Ihr trauriges Schicksal zeigt, wie unbarmherzig die Welt vor 200 Jahren mit Menschen umging, die sich nicht in die strenge Ordnung einfügten, vor allem dann, wenn sie von Beginn an außerhalb der Gesellschaft standen. Die Volkszählung im Arenberger Land von 1781/82 erwähnt Margaretha Schucht nicht. In den Zählungslisten heißt es: „Ausländische Hüttenarbeiter, Domestiquen und Tagelöhner …. in obige Köpf nit inbegriffen.“ Margaretha galt nicht als Arenbergerin, sie war „Domestique“ (Magd) oder Tagelöhnerin.
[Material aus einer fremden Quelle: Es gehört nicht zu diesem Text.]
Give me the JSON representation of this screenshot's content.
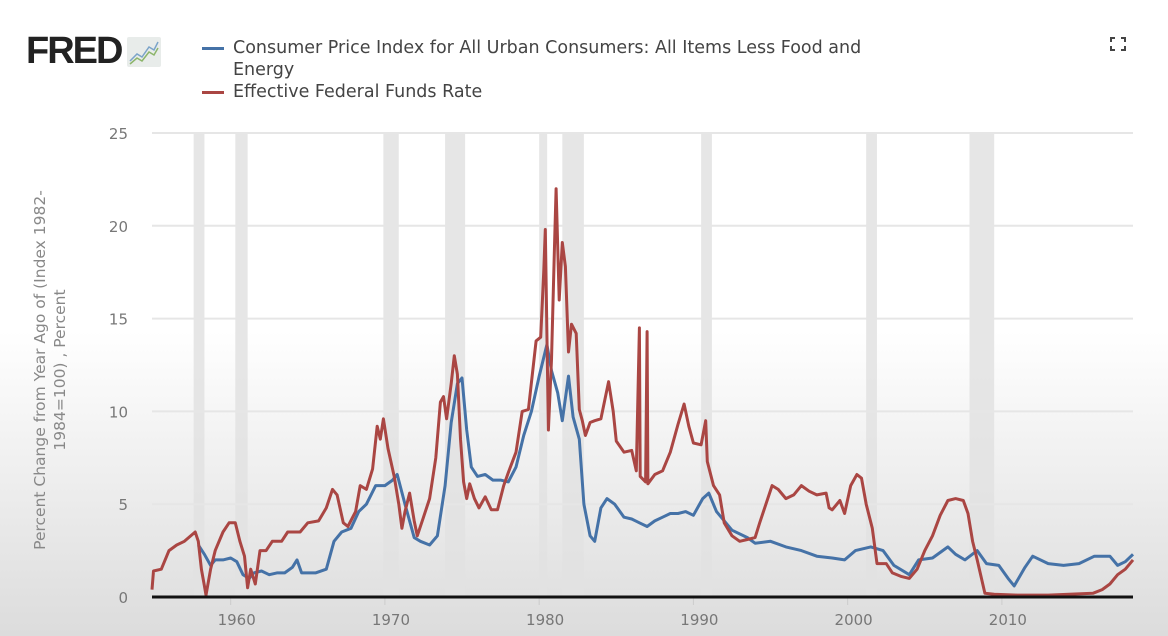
{
  "header": {
    "logo_text": "FRED",
    "fullscreen_icon": "fullscreen-icon"
  },
  "chart_data": {
    "type": "line",
    "title": "",
    "xlabel": "",
    "ylabel": "Percent Change from Year Ago of (Index 1982-1984=100) , Percent",
    "xlim": [
      1954.9,
      2018.5
    ],
    "ylim": [
      0,
      25
    ],
    "grid": true,
    "legend": "top",
    "x_ticks": [
      1960,
      1970,
      1980,
      1990,
      2000,
      2010
    ],
    "x_tick_labels": [
      "1960",
      "1970",
      "1980",
      "1990",
      "2000",
      "2010"
    ],
    "y_ticks": [
      0,
      5,
      10,
      15,
      20,
      25
    ],
    "y_tick_labels": [
      "0",
      "5",
      "10",
      "15",
      "20",
      "25"
    ],
    "recessions": [
      [
        1957.6,
        1958.3
      ],
      [
        1960.3,
        1961.1
      ],
      [
        1969.9,
        1970.9
      ],
      [
        1973.9,
        1975.2
      ],
      [
        1980.0,
        1980.5
      ],
      [
        1981.5,
        1982.9
      ],
      [
        1990.5,
        1991.2
      ],
      [
        2001.2,
        2001.9
      ],
      [
        2007.9,
        2009.5
      ]
    ],
    "series": [
      {
        "name": "Consumer Price Index for All Urban Consumers: All Items Less Food and Energy",
        "color": "#4572a7",
        "points": [
          [
            1957.9,
            2.8
          ],
          [
            1958.3,
            2.3
          ],
          [
            1958.7,
            1.7
          ],
          [
            1959,
            2.0
          ],
          [
            1959.5,
            2.0
          ],
          [
            1960,
            2.1
          ],
          [
            1960.4,
            1.9
          ],
          [
            1960.8,
            1.2
          ],
          [
            1961.2,
            1.0
          ],
          [
            1961.5,
            1.3
          ],
          [
            1962,
            1.4
          ],
          [
            1962.5,
            1.2
          ],
          [
            1963,
            1.3
          ],
          [
            1963.5,
            1.3
          ],
          [
            1964,
            1.6
          ],
          [
            1964.3,
            2.0
          ],
          [
            1964.6,
            1.3
          ],
          [
            1965.5,
            1.3
          ],
          [
            1966.2,
            1.5
          ],
          [
            1966.7,
            3.0
          ],
          [
            1967.2,
            3.5
          ],
          [
            1967.8,
            3.7
          ],
          [
            1968.3,
            4.6
          ],
          [
            1968.8,
            5.0
          ],
          [
            1969.4,
            6.0
          ],
          [
            1970,
            6.0
          ],
          [
            1970.5,
            6.3
          ],
          [
            1970.8,
            6.6
          ],
          [
            1971.3,
            5.0
          ],
          [
            1971.9,
            3.2
          ],
          [
            1972.3,
            3.0
          ],
          [
            1972.9,
            2.8
          ],
          [
            1973.4,
            3.3
          ],
          [
            1973.9,
            6.0
          ],
          [
            1974.3,
            9.4
          ],
          [
            1974.7,
            11.5
          ],
          [
            1975.0,
            11.8
          ],
          [
            1975.3,
            9.0
          ],
          [
            1975.6,
            7.0
          ],
          [
            1976,
            6.5
          ],
          [
            1976.5,
            6.6
          ],
          [
            1977,
            6.3
          ],
          [
            1977.5,
            6.3
          ],
          [
            1978,
            6.2
          ],
          [
            1978.5,
            7.0
          ],
          [
            1979,
            8.7
          ],
          [
            1979.5,
            10.0
          ],
          [
            1980,
            11.9
          ],
          [
            1980.5,
            13.6
          ],
          [
            1980.8,
            12.2
          ],
          [
            1981.2,
            11.0
          ],
          [
            1981.5,
            9.5
          ],
          [
            1981.9,
            11.9
          ],
          [
            1982.2,
            9.7
          ],
          [
            1982.6,
            8.5
          ],
          [
            1982.9,
            5.0
          ],
          [
            1983.3,
            3.3
          ],
          [
            1983.6,
            3.0
          ],
          [
            1984.0,
            4.8
          ],
          [
            1984.4,
            5.3
          ],
          [
            1984.9,
            5.0
          ],
          [
            1985.5,
            4.3
          ],
          [
            1986,
            4.2
          ],
          [
            1986.5,
            4.0
          ],
          [
            1987,
            3.8
          ],
          [
            1987.5,
            4.1
          ],
          [
            1988,
            4.3
          ],
          [
            1988.5,
            4.5
          ],
          [
            1989,
            4.5
          ],
          [
            1989.5,
            4.6
          ],
          [
            1990,
            4.4
          ],
          [
            1990.6,
            5.3
          ],
          [
            1991,
            5.6
          ],
          [
            1991.5,
            4.6
          ],
          [
            1992.5,
            3.6
          ],
          [
            1993.5,
            3.2
          ],
          [
            1994,
            2.9
          ],
          [
            1995,
            3.0
          ],
          [
            1996,
            2.7
          ],
          [
            1997,
            2.5
          ],
          [
            1998,
            2.2
          ],
          [
            1999,
            2.1
          ],
          [
            1999.8,
            2.0
          ],
          [
            2000.5,
            2.5
          ],
          [
            2001.5,
            2.7
          ],
          [
            2002.3,
            2.5
          ],
          [
            2003,
            1.7
          ],
          [
            2004,
            1.2
          ],
          [
            2004.6,
            2.0
          ],
          [
            2005.5,
            2.1
          ],
          [
            2006.5,
            2.7
          ],
          [
            2007,
            2.3
          ],
          [
            2007.6,
            2.0
          ],
          [
            2008.4,
            2.5
          ],
          [
            2009,
            1.8
          ],
          [
            2009.8,
            1.7
          ],
          [
            2010.4,
            1.0
          ],
          [
            2010.8,
            0.6
          ],
          [
            2011.5,
            1.6
          ],
          [
            2012,
            2.2
          ],
          [
            2013,
            1.8
          ],
          [
            2014,
            1.7
          ],
          [
            2015,
            1.8
          ],
          [
            2016,
            2.2
          ],
          [
            2017,
            2.2
          ],
          [
            2017.5,
            1.7
          ],
          [
            2018,
            1.9
          ],
          [
            2018.5,
            2.3
          ]
        ]
      },
      {
        "name": "Effective Federal Funds Rate",
        "color": "#aa4643",
        "points": [
          [
            1954.9,
            0.4
          ],
          [
            1955.0,
            1.4
          ],
          [
            1955.5,
            1.5
          ],
          [
            1956,
            2.5
          ],
          [
            1956.5,
            2.8
          ],
          [
            1957,
            3.0
          ],
          [
            1957.7,
            3.5
          ],
          [
            1957.9,
            3.0
          ],
          [
            1958.1,
            1.5
          ],
          [
            1958.3,
            0.6
          ],
          [
            1958.4,
            0.1
          ],
          [
            1958.7,
            1.5
          ],
          [
            1959,
            2.5
          ],
          [
            1959.5,
            3.5
          ],
          [
            1959.9,
            4.0
          ],
          [
            1960.3,
            4.0
          ],
          [
            1960.6,
            3.0
          ],
          [
            1960.9,
            2.2
          ],
          [
            1961.1,
            0.5
          ],
          [
            1961.3,
            1.5
          ],
          [
            1961.6,
            0.7
          ],
          [
            1961.9,
            2.5
          ],
          [
            1962.3,
            2.5
          ],
          [
            1962.7,
            3.0
          ],
          [
            1963.3,
            3.0
          ],
          [
            1963.7,
            3.5
          ],
          [
            1964.5,
            3.5
          ],
          [
            1965,
            4.0
          ],
          [
            1965.7,
            4.1
          ],
          [
            1966.2,
            4.8
          ],
          [
            1966.6,
            5.8
          ],
          [
            1966.9,
            5.5
          ],
          [
            1967.3,
            4.0
          ],
          [
            1967.6,
            3.8
          ],
          [
            1968.1,
            4.6
          ],
          [
            1968.4,
            6.0
          ],
          [
            1968.8,
            5.8
          ],
          [
            1969.2,
            6.9
          ],
          [
            1969.5,
            9.2
          ],
          [
            1969.7,
            8.5
          ],
          [
            1969.9,
            9.6
          ],
          [
            1970.2,
            8.0
          ],
          [
            1970.6,
            6.5
          ],
          [
            1970.9,
            5.0
          ],
          [
            1971.1,
            3.7
          ],
          [
            1971.3,
            4.6
          ],
          [
            1971.6,
            5.6
          ],
          [
            1971.9,
            4.1
          ],
          [
            1972.1,
            3.3
          ],
          [
            1972.5,
            4.3
          ],
          [
            1972.9,
            5.3
          ],
          [
            1973.3,
            7.5
          ],
          [
            1973.6,
            10.5
          ],
          [
            1973.8,
            10.8
          ],
          [
            1974.0,
            9.6
          ],
          [
            1974.3,
            11.5
          ],
          [
            1974.5,
            13.0
          ],
          [
            1974.7,
            12.0
          ],
          [
            1974.9,
            8.5
          ],
          [
            1975.1,
            6.2
          ],
          [
            1975.3,
            5.3
          ],
          [
            1975.5,
            6.1
          ],
          [
            1975.8,
            5.3
          ],
          [
            1976.1,
            4.8
          ],
          [
            1976.5,
            5.4
          ],
          [
            1976.9,
            4.7
          ],
          [
            1977.3,
            4.7
          ],
          [
            1977.7,
            6.0
          ],
          [
            1978.0,
            6.7
          ],
          [
            1978.5,
            7.8
          ],
          [
            1978.9,
            10.0
          ],
          [
            1979.3,
            10.1
          ],
          [
            1979.8,
            13.8
          ],
          [
            1980.1,
            14.0
          ],
          [
            1980.3,
            17.6
          ],
          [
            1980.4,
            19.8
          ],
          [
            1980.6,
            9.0
          ],
          [
            1980.8,
            12.8
          ],
          [
            1981.0,
            19.1
          ],
          [
            1981.1,
            22.0
          ],
          [
            1981.3,
            16.0
          ],
          [
            1981.5,
            19.1
          ],
          [
            1981.7,
            17.8
          ],
          [
            1981.9,
            13.2
          ],
          [
            1982.1,
            14.7
          ],
          [
            1982.4,
            14.2
          ],
          [
            1982.6,
            10.1
          ],
          [
            1982.8,
            9.5
          ],
          [
            1983,
            8.7
          ],
          [
            1983.3,
            9.4
          ],
          [
            1983.6,
            9.5
          ],
          [
            1984,
            9.6
          ],
          [
            1984.5,
            11.6
          ],
          [
            1984.8,
            10.0
          ],
          [
            1985,
            8.4
          ],
          [
            1985.5,
            7.8
          ],
          [
            1986,
            7.9
          ],
          [
            1986.3,
            6.8
          ],
          [
            1986.5,
            14.5
          ],
          [
            1986.55,
            6.5
          ],
          [
            1986.9,
            6.2
          ],
          [
            1987.0,
            14.3
          ],
          [
            1987.05,
            6.1
          ],
          [
            1987.5,
            6.6
          ],
          [
            1988,
            6.8
          ],
          [
            1988.5,
            7.8
          ],
          [
            1989,
            9.3
          ],
          [
            1989.4,
            10.4
          ],
          [
            1989.7,
            9.2
          ],
          [
            1990,
            8.3
          ],
          [
            1990.5,
            8.2
          ],
          [
            1990.8,
            9.5
          ],
          [
            1990.9,
            7.3
          ],
          [
            1991.3,
            6.0
          ],
          [
            1991.7,
            5.5
          ],
          [
            1992,
            4.0
          ],
          [
            1992.5,
            3.3
          ],
          [
            1993,
            3.0
          ],
          [
            1993.5,
            3.1
          ],
          [
            1994,
            3.2
          ],
          [
            1994.3,
            4.0
          ],
          [
            1994.7,
            5.0
          ],
          [
            1995.1,
            6.0
          ],
          [
            1995.5,
            5.8
          ],
          [
            1996,
            5.3
          ],
          [
            1996.5,
            5.5
          ],
          [
            1997,
            6.0
          ],
          [
            1997.5,
            5.7
          ],
          [
            1998,
            5.5
          ],
          [
            1998.6,
            5.6
          ],
          [
            1998.8,
            4.8
          ],
          [
            1999,
            4.7
          ],
          [
            1999.5,
            5.2
          ],
          [
            1999.8,
            4.5
          ],
          [
            2000.2,
            6.0
          ],
          [
            2000.6,
            6.6
          ],
          [
            2000.9,
            6.4
          ],
          [
            2001.2,
            5.0
          ],
          [
            2001.6,
            3.7
          ],
          [
            2001.9,
            1.8
          ],
          [
            2002.5,
            1.8
          ],
          [
            2002.9,
            1.3
          ],
          [
            2003.5,
            1.1
          ],
          [
            2004.0,
            1.0
          ],
          [
            2004.5,
            1.5
          ],
          [
            2005,
            2.5
          ],
          [
            2005.5,
            3.3
          ],
          [
            2006,
            4.4
          ],
          [
            2006.5,
            5.2
          ],
          [
            2007,
            5.3
          ],
          [
            2007.5,
            5.2
          ],
          [
            2007.8,
            4.5
          ],
          [
            2008.1,
            3.0
          ],
          [
            2008.4,
            2.0
          ],
          [
            2008.9,
            0.2
          ],
          [
            2009.5,
            0.15
          ],
          [
            2011,
            0.1
          ],
          [
            2013,
            0.1
          ],
          [
            2015.9,
            0.2
          ],
          [
            2016.5,
            0.4
          ],
          [
            2017,
            0.7
          ],
          [
            2017.5,
            1.2
          ],
          [
            2018,
            1.5
          ],
          [
            2018.5,
            2.0
          ]
        ]
      }
    ]
  }
}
Der Weg in eine ungewisse Zukunft

  1. Um 1790 taucht auf der Abentheuerhütte bei Birkenfeld ein Stahlarbeiter Johannes Wagner auf, vermutlich der Vater des Kindes. Wagner war damals verheiratet mit Maria Barbara Weber.
  2. Margaretha selbst ging offenbar nicht ins Birkenfelder Land zu ihrem ehemaligen Geliebten, sie wird in Abentheuer nicht im Familienbuch erwähnt.
  3. Margaretha ging nicht zurück nach Miesenheim, ihrem Geburtsort. Im Familienbuch Miesenheim wird sie nicht genannt. Ihr Vater Peter Schucht ist in Miesenheim bezeugt.
  4. Die Taufe des unehelichen Kleinkindes Schucht wird nicht in den Kirchenbüchern von Antweiler, Dorsel, Üxheim und Aremberg erwähnt. Geburts- und Taufort sind bisher unbekannt. Unbekannt bleibt damit auch, ob es ein Junge oder ein Mädchen war.
  5. Uneheliche Geburten waren im Herzogtum Arenberg um 1780 keine Seltenheit. Sie wurden in der Regel mit einer Geldbuße belegt.
    Beispiel10): Oktober 1782 im Ort Aremberg: „Angezeigt Doctor Eysenhuts dochter ein unehelich Kind gebohren, Herrenstraf 1 Goldgulden und 2 Pfund Wachs für die Kirch.“ In Lommersdorf im Jahre 1783: „Veronica Lersch ist zum Fall gekommen und wird dieswegen mit 2 Pfd. Wachs für die Kirch und 2 Goldgulden bestraft.“ Das Beispiel der Margaretha Schucht zeigt, dass mit zweierlei Maß gemessen wurde.
  6. Der Schöffe Sebastian Marx aus Dorsel, der sich vor 1781 bemüht hatte, der jungen Mutter zu einer finanziellen Unterstützung zu verhelfen, starb 1788 in Dorsel.
  7. Den Familiennamen Schucht gibt es auch heute noch im Raum Andernach-Koblenz.
  8. Eine Nachricht über das weitere Schicksal Margarethas nach 1781 ist bisher nicht aufgetaucht. Nachforschungen der Westdeutschen Gesellschaft für Familienkunde e.V. brachten 2020 kein Ergebnis (Freundliche Unterstützung durch Herrn K.-H. Bernardy). Auch das Stadtmuseum Andernach (Herr K. Seebert) konnte keine weitere Spur ermitteln.

Anmerkungen:

  1. Arenberger Archiv, Enghien, Akte D 3981.
  2. Miesem = Miesenheim bei Andernach.
  3. Flößer.
  4. Offenbar Kleinholz zum Feueranzünden.
  5. Flachsland = Gegend bei Erkelenz im Jülicher Land.
  6. Die Ortsgemeinde Dichtelbach liegt in der Verbandsgemeinde Simmern- Rheinböllen. Sie hat heute etwa 750 Einwohner.
  7. Gemeint ist zweifellos: Je Reichstaler zu 54 Blaffert. Blaffert war eine Münze, die im Jülicher Raum im 17. Jahrhundert gängig war, vermutlich gleichbedeutend mit „Albus“.
  8. Pastor in Dorsel war 1773 – 1789 Werner Bernhard Kisselstein.
  9. Abstand = Abfindung.
  10. Landeshauptarchiv Koblenz, Bestand 19 A, Akt 73, fol. 18 und 30v.